Advies van BuRO over gekweekte insecten als grondstof voor diervoeder

BuRO adviseert de minister van Landbouw, Natuur en Voedselkwaliteit (LNV) om in de Europese Commissie een voorstel te doen voor verdere aanpassing van de wet- en regelgeving die van toepassing is op het kweken van insecten en op het gebruik van insecten als diervoedergrondstof. Deze kan toestaan dat een aantal insecten als grondstof kunnen dienen voor diervoeder voor alle niet-herkauwende landbouwhuisdieren en dat daarbij ook andere adequate kiemreducerende behandelingen gebruikt mogen worden dan de Verordening dierlijke bijproducten nu voorschrijft. Verder ziet BuRO mogelijkheden om de substraten waarop deze insecten gekweekt mogen worden uit te breiden met voormalige voedingsmiddelen die dierlijke componenten bevatten afkomstig van vlees van niet-herkauwende dieren, vis en schaal- en schelpdieren. Voorwaarde daarvoor is dat de dierlijke eiwitten in de voormalige voedingsmiddelen niet afkomstig zijn van dezelfde diersoort die uiteindelijk gevoerd wordt met het uit insecten samengesteld diervoeder.

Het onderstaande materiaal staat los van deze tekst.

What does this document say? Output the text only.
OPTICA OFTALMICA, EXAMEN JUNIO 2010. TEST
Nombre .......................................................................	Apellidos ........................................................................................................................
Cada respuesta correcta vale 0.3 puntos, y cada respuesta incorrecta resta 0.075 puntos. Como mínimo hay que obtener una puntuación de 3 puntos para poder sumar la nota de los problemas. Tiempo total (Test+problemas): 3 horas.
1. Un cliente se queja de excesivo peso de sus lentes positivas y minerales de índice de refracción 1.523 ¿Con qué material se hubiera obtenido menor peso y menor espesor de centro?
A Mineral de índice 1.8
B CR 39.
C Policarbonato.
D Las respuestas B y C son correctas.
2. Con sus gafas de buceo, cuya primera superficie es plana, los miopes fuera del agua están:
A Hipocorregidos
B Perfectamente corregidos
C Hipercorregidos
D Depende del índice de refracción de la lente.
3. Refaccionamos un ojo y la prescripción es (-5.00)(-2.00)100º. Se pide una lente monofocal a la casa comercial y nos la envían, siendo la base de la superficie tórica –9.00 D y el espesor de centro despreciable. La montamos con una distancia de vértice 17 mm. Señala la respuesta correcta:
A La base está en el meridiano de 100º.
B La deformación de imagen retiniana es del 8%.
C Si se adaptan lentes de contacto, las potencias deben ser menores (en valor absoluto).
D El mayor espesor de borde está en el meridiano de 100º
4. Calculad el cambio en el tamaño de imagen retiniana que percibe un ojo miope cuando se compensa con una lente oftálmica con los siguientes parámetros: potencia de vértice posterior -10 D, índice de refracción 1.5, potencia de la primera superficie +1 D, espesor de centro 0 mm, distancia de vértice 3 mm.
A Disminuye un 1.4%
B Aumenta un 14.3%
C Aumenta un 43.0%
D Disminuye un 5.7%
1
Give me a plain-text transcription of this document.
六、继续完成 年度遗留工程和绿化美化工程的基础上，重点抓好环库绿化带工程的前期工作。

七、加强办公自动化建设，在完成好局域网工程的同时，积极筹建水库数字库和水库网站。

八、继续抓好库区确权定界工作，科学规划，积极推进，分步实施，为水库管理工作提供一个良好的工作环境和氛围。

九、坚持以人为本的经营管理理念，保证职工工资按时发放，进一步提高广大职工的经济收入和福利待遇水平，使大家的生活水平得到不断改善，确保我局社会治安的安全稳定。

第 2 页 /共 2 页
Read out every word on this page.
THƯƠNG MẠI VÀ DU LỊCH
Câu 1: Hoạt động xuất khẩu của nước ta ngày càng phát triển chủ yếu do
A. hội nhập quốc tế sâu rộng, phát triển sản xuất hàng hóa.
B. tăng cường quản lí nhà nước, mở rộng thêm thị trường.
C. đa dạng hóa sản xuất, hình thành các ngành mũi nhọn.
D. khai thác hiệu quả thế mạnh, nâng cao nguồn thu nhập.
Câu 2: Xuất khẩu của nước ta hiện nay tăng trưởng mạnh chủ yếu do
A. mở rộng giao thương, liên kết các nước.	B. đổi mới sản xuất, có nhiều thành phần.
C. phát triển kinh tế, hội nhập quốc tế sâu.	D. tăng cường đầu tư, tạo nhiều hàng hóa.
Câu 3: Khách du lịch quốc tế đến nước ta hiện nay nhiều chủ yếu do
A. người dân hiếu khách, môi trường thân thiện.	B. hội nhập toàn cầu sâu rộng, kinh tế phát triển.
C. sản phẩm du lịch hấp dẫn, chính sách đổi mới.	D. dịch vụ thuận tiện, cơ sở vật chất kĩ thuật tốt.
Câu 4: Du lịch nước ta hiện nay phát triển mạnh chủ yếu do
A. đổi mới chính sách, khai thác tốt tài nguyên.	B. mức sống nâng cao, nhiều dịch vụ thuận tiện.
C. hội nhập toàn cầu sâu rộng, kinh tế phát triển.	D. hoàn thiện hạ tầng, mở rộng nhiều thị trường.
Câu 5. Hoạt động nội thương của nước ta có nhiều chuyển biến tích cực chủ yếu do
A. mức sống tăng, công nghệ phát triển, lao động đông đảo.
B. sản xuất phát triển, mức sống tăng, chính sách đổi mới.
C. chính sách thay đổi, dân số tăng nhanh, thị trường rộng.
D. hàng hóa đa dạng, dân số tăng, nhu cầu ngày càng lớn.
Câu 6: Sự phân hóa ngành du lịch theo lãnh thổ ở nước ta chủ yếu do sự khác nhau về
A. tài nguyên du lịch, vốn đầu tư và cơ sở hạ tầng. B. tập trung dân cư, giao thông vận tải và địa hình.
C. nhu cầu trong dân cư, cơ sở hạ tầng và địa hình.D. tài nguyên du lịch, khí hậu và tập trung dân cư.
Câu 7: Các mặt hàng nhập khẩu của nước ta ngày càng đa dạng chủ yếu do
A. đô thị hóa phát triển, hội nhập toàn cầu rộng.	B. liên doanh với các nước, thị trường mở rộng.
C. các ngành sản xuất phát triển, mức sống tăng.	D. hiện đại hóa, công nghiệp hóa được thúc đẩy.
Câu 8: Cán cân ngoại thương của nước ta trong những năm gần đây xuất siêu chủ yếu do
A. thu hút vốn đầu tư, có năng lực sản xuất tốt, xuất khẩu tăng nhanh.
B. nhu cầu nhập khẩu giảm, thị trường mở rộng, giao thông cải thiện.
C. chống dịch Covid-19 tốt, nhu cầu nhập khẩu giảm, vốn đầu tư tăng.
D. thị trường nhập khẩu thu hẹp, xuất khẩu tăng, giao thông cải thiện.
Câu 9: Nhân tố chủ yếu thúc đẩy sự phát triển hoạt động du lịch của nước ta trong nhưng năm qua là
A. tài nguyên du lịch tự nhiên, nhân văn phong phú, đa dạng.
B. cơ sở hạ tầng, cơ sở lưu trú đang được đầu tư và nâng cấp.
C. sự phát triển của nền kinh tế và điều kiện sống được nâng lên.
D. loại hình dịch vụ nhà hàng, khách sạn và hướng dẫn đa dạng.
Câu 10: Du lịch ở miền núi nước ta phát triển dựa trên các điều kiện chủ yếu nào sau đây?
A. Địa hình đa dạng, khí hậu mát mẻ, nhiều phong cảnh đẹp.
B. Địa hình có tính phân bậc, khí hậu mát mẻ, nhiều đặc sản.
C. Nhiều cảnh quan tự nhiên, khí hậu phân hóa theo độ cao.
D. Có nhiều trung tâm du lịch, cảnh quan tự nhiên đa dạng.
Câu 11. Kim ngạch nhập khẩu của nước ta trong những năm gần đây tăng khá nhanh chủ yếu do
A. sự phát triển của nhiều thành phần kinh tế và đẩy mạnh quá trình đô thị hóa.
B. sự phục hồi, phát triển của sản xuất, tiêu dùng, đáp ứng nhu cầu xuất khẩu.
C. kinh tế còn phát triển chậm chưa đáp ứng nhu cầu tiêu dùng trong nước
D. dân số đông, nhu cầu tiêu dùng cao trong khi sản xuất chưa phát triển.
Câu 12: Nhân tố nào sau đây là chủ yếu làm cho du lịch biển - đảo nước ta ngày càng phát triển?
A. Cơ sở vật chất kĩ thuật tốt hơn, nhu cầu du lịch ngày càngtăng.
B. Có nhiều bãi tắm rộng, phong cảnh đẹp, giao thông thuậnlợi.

Ook geeft BuRO de inspecteur-generaal van de NVWA drie adviezen. Ten eerste om er specifiek op toe te zien dat insectenproducenten voldoen aan de microbiële veiligheidsnormen voor insecten(producten) als diervoeder, of als grondstof daarvoor. Ten tweede om toe te zien dat geborgd is dat de diersoort in de voormalige voedingsmiddelen getraceerd kan worden. Ten derde om de ontwikkelingen in de insectensector te monitoren, zodat men goed zicht houdt op nieuwe risico’s die kunnen ontstaan als er meerdere soorten insecten en productiemethoden worden geïntroduceerd.

Aanleiding advies

De komende decennia zal de behoefte van mens en dier aan voedingseiwitten sterk groeien. Er is daarom toenemende aandacht voor gekweekte insecten als nieuwe eiwitbron. Het ministerie van LNV ziet het gebruik van reststromen in de voedselketen, zoals voormalige voedingsmiddelen als substraat voor insecten, die vervolgens gebruikt worden als grondstof voor diervoeder bestemd voor voedselproducerende dieren, als een duurzame en innovatieve ontwikkeling die verder verkend moet worden. Deze ontwikkeling brengt echter mogelijk risico’s met zich mee voor de dier- en volksgezondheid.

Het advies gaat alleen in op de chemische en microbiologische dier- en volksgezondheidsrisico’s bij het gebruik van diervoeder voor voedselproducerende landbouwhuisdieren dat samengesteld is uit insecten die gekweekt zijn op voormalige voedingsmiddelen. Het betreft daarbij vier insectensoorten.